United States District Court, E.D. Pennsylvania


July 28, 2004.

JIMMY MALLARI
v.
WILLIAM RILEY, ET AL.

The opinion of the court was delivered by: EDMUND LUDWIG, Senior District Judge

ORDER-MEMORANDUM

AND NOW, this 28th day of July, 2004, the "Petition for Writ of Habeas Corpus and Stay of Removal" of Jimmy Mallari is granted in part and denied in part.*fn1

On March 21, 1995, petitioner, a Phillipines national, entered the United States as a legal permanent resident. On September 28, 1998, a state grand jury in Delaware indicted petitioner for "Unlawful Sexual Intercourse in the Third Degree," a felony.*fn2 Upon pleading guilty to "Unlawful Sexual Contact in the Third Degree," a misdemeanor, he received a one-year suspended sentence.*fn3 On January 12, 2001, based on the conviction, the Bureau of Immigration and Customs Enforcement charged Mallari with removability under INA § 237(a)(2)(A)(I), 8 U.S.C. § 1227(a)(2)(A)(I) (conviction of "crime involving moral turpitude") and INA § 237(a)(2)(E)(I), 8 U.S.C. § 1227(a)(2)(E)(I) (conviction of "crime of domestic violence, a crime of stalking, or a crime of child abuse, child neglect, or child abandonment").*fn4 The Immigration Judge sustained both charges and the Board of Immigration Appeals affirmed.

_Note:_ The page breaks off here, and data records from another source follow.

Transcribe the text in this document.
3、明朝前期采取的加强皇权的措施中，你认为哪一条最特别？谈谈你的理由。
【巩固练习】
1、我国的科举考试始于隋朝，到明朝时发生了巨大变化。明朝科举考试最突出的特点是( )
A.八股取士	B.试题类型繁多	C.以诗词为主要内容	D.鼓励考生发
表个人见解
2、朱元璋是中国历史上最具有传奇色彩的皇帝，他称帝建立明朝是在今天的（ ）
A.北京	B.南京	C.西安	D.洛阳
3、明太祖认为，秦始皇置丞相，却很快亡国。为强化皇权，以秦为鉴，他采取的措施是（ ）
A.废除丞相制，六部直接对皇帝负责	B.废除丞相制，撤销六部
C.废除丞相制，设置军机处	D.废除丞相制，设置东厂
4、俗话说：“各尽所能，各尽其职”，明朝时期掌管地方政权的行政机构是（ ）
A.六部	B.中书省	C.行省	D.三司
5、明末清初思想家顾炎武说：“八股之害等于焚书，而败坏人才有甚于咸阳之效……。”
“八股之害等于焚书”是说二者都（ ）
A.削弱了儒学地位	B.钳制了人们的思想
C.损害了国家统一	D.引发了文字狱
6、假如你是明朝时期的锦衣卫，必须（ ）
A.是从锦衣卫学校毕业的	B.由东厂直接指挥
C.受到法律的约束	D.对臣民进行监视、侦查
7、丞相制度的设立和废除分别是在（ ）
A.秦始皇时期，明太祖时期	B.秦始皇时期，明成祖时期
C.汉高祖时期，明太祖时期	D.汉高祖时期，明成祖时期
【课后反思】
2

  Because the BIA adopted the IJ's opinion, the IJ's decision, in addition to the decision of the BIA, must be considered in this review. Zhelyatdinov v. Ashcroft, 2002 WL 31957526, at *4 (E.D. Pa., Dec. 27, 2002), citing Najir v. Ashcroft, 257 F.3d 1262, 1284 (3d Cir. 2001). "Only questions of pure law will be considered on § 2241 habeas review. Review of factual or discretionary issues is prohibited." Sulaiman v. Attorney General, 212 F. Supp.2d 413, 415 (E.D Pa. 2002).

  Petitioner argues that the IJ erred by looking beyond the plain language of the Delaware statute that defines "Unlawful Sexual Contact in the Third Degree" in order to determine whether conviction required removal under the INA.*fn5 His position is that the elements of the crime did not expressly involve contact with a child, or abusive contact — therefore, conviction did not necessitate removal. Further, the IJ should not have reviewed the attendant facts, given the clear language of the statute in question. That argument, ultimately, is without merit. Though the statute does not specify that the crime be committed against a minor, its silence regarding the victim's age leaves open that possibility. See In re Crammond, 23 I.&N. Dec. 9 (BIA 2001) (lesser sexual offenses — not involving felonies — are covered under § 237(a)(2)(E)). Where, as here, a criminal statute includes some offenses that call for removal and some that do not, the IJ may look to the record of conviction to ascertain the nature of the offense. See In re Beckford, 22 I.&N. Dec. 1216 (BIA Jan. 19, 2000), citing In re Short, 20 I.&N. Dec. 136 (BIA 1989). The IJ in this case properly looked to the indictment and record of conviction — which disclosed the victim's age.

  The petition for habeas relief must be denied.